Friday, March 6, 2009

Sports, Occasionally

Although this is not a sports column, I do work up a sweat doing verbal gymnastics betimes. But March is such a "sporting" month, I just couldn't help adding my shrewd insight to the nutty world of athleticism. When I say "nutty" I don't mean peanuts, because athletes today are not playing for peanuts and tickets on game day aren't mere peanuts, either. I mean "nutty" as in what Mr. Oxford defines as "mad" (informal).

Where do I start? Baseball, with its spring training gong show and obscene salaries? Basketball, with it appropriately-named "March Madness" at the college level or sweaty arrogance both between the lines and between the sheets? What about professional football and its free agency chaos? I could talk about hockey, perhaps the least crazy of the big four professionals, and comment on its legalized fisticuffs - but I won't.

Some of you may want me to include golf, but I think I'll restrict my comments to sports.

Others may want me to speak to lacrosse, soccer, and curling issues, and perhaps someday I will. I sincerely see those as true sports, especially because so much is demanded of the individual to make the team succeed. The whole, then, is only as great as the parts that comprise it. My take on them is that they involve playing with others to truly be a team, but they rely so heavily on individual ability – more so than the big four (three paragraphs north of here).

But back to the nut gallery: One of the nuttiest stories to come down the wire (a cool journalistic term for 'news source') is that of the twenty-five million dollar man (not). I speak specifically of Manny Ramirez, formerly of the Boston Red Sox, and now of the Los Angeles Dodgers. This story has three sets of morons: Moron A is the management that offered him the money; Moron B is the agent that advised Manny what to do; and Moron C is Manny himself, the one who who turned it down. (Breaking news: We can all rest at night now, as Mr. Ramirez has just settled on a two-year contract for a mere $45 million.)

Now, I don't know for sure, but I believe Ramirez did not turn it down because he felt it was "unconscionable." (Mr. Oxford tells me that that means "not right or reasonable.") No, I believe he turned it down because it was not enough. Twenty-five million dollars is not enough? Enough for what? For whom? I can think of companies that could survive on that kind of money.

The greater obscenity is that is was a one-year contract.

If I could add another moron to my exhibit, I was add Moron D, another name for Joe Public (meaning sportswriters and fans). I don't hear their hue and cry. With over 500,000 of our American friends shown the door in January alone, with Massa Obama adding more zeroes to the national debt, as if doodling with the nation's future on scrap paper, this clown - who spends merely half a year swinging a stick at a small white ball - dismissed what is arguably the richest contract offer in sports history.

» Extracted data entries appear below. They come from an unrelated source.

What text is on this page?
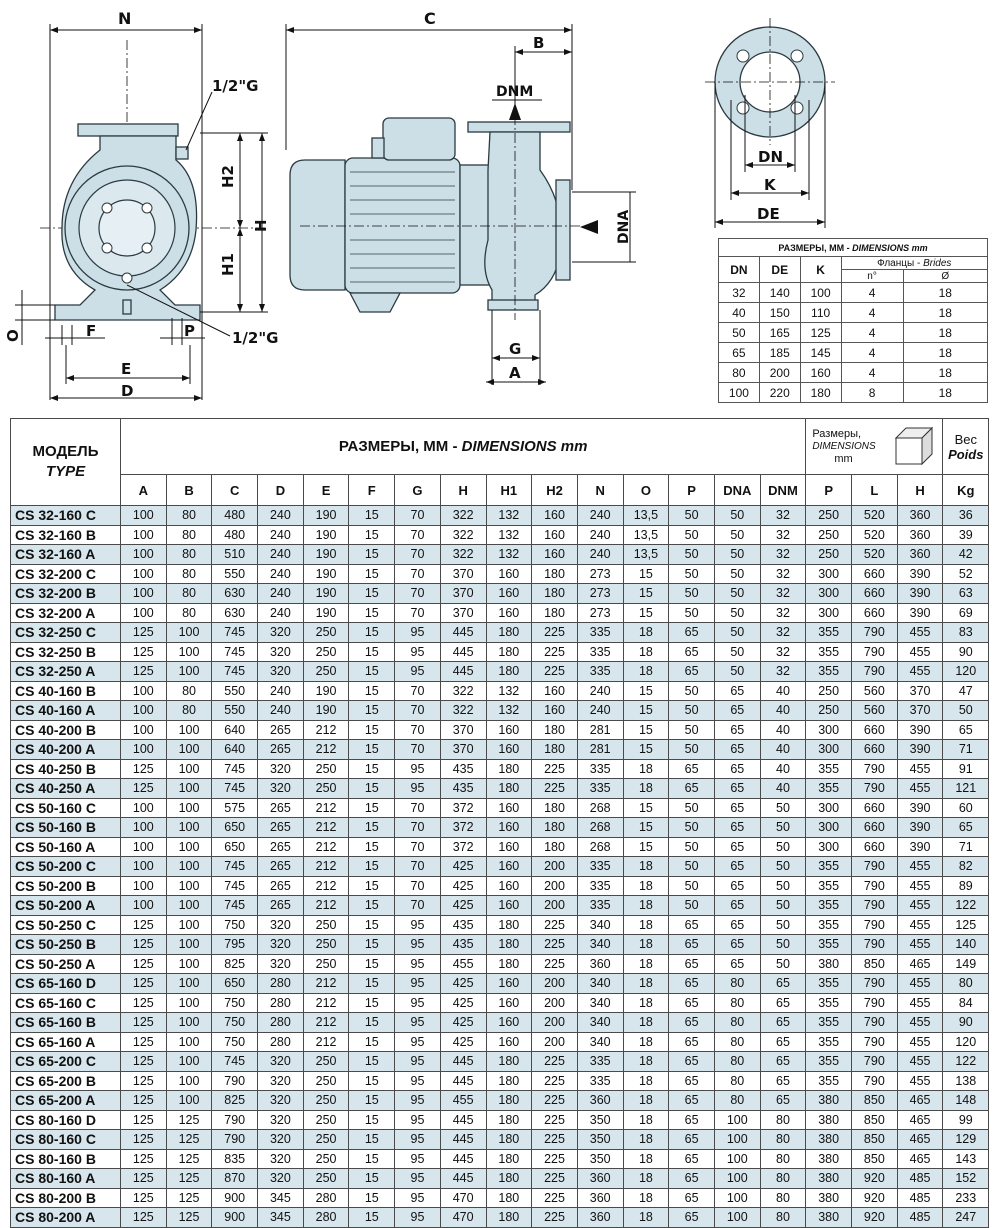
N
1/2"G
1/2"G
H2
H1
H
O	F	P
E
D
C
B
DNM
DNA
G
A
DN
K
DE
РАЗМЕРЫ, ММ - DIMENSIONS mm				
DN	DE	K	Фланцы - Brides	
			n°	Ø
32	140	100	4	18
40	150	110	4	18
50	165	125	4	18
65	185	145	4	18
80	200	160	4	18
100	220	180	8	18
МОДЕЛЬ
TYPE	РАЗМЕРЫ, ММ - DIMENSIONS mm															Размеры,
DIMENSIONS
mm			Вес
Poids
	A	B	C	D	E	F	G	H	H1	H2	N	O	P	DNA	DNM	P	L	H	Kg
CS 32-160 C	100	80	480	240	190	15	70	322	132	160	240	13,5	50	50	32	250	520	360	36
CS 32-160 B	100	80	480	240	190	15	70	322	132	160	240	13,5	50	50	32	250	520	360	39
CS 32-160 A	100	80	510	240	190	15	70	322	132	160	240	13,5	50	50	32	250	520	360	42
CS 32-200 C	100	80	550	240	190	15	70	370	160	180	273	15	50	50	32	300	660	390	52
CS 32-200 B	100	80	630	240	190	15	70	370	160	180	273	15	50	50	32	300	660	390	63
CS 32-200 A	100	80	630	240	190	15	70	370	160	180	273	15	50	50	32	300	660	390	69
CS 32-250 C	125	100	745	320	250	15	95	445	180	225	335	18	65	50	32	355	790	455	83
CS 32-250 B	125	100	745	320	250	15	95	445	180	225	335	18	65	50	32	355	790	455	90
CS 32-250 A	125	100	745	320	250	15	95	445	180	225	335	18	65	50	32	355	790	455	120
CS 40-160 B	100	80	550	240	190	15	70	322	132	160	240	15	50	65	40	250	560	370	47
CS 40-160 A	100	80	550	240	190	15	70	322	132	160	240	15	50	65	40	250	560	370	50
CS 40-200 B	100	100	640	265	212	15	70	370	160	180	281	15	50	65	40	300	660	390	65
CS 40-200 A	100	100	640	265	212	15	70	370	160	180	281	15	50	65	40	300	660	390	71
CS 40-250 B	125	100	745	320	250	15	95	435	180	225	335	18	65	65	40	355	790	455	91
CS 40-250 A	125	100	745	320	250	15	95	435	180	225	335	18	65	65	40	355	790	455	121
CS 50-160 C	100	100	575	265	212	15	70	372	160	180	268	15	50	65	50	300	660	390	60
CS 50-160 B	100	100	650	265	212	15	70	372	160	180	268	15	50	65	50	300	660	390	65
CS 50-160 A	100	100	650	265	212	15	70	372	160	180	268	15	50	65	50	300	660	390	71
CS 50-200 C	100	100	745	265	212	15	70	425	160	200	335	18	50	65	50	355	790	455	82
CS 50-200 B	100	100	745	265	212	15	70	425	160	200	335	18	50	65	50	355	790	455	89
CS 50-200 A	100	100	745	265	212	15	70	425	160	200	335	18	50	65	50	355	790	455	122
CS 50-250 C	125	100	750	320	250	15	95	435	180	225	340	18	65	65	50	355	790	455	125
CS 50-250 B	125	100	795	320	250	15	95	435	180	225	340	18	65	65	50	355	790	455	140
CS 50-250 A	125	100	825	320	250	15	95	455	180	225	360	18	65	65	50	380	850	465	149
CS 65-160 D	125	100	650	280	212	15	95	425	160	200	340	18	65	80	65	355	790	455	80
CS 65-160 C	125	100	750	280	212	15	95	425	160	200	340	18	65	80	65	355	790	455	84
CS 65-160 B	125	100	750	280	212	15	95	425	160	200	340	18	65	80	65	355	790	455	90
CS 65-160 A	125	100	750	280	212	15	95	425	160	200	340	18	65	80	65	355	790	455	120
CS 65-200 C	125	100	745	320	250	15	95	445	180	225	335	18	65	80	65	355	790	455	122
CS 65-200 B	125	100	790	320	250	15	95	445	180	225	335	18	65	80	65	355	790	455	138
CS 65-200 A	125	100	825	320	250	15	95	455	180	225	360	18	65	80	65	380	850	465	148
CS 80-160 D	125	125	790	320	250	15	95	445	180	225	350	18	65	100	80	380	850	465	99
CS 80-160 C	125	125	790	320	250	15	95	445	180	225	350	18	65	100	80	380	850	465	129
CS 80-160 B	125	125	835	320	250	15	95	445	180	225	350	18	65	100	80	380	850	465	143
CS 80-160 A	125	125	870	320	250	15	95	445	180	225	360	18	65	100	80	380	920	485	152
CS 80-200 B	125	125	900	345	280	15	95	470	180	225	360	18	65	100	80	380	920	485	233
CS 80-200 A	125	125	900	345	280	15	95	470	180	225	360	18	65	100	80	380	920	485	247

Then I also read last week where the Washington Redskins offered a $100 million contract to a former Tennessee Titan defensive lineman. (I'd reveal his name, but I am protecting him from perhaps some of my more ambitious readers who may want to claim him as their long, lost uncle.) My, oh, my: There's more money pouring out of every part of Washington these days...

On the one hand, there are lay-offs, foreclosures, bankruptcies galore across the nation, while on the other hand, there seems to be higher and greater salaries offered to professional athletes. I don't know which of the major four is worse, but after seven million dollars a year, who's counting?

Parents, don't raise your kids to be hardworking tradesmen or farmers. Get them into sports, any and every sports: The difference will be in the dough – as in the bread line or money in the bank.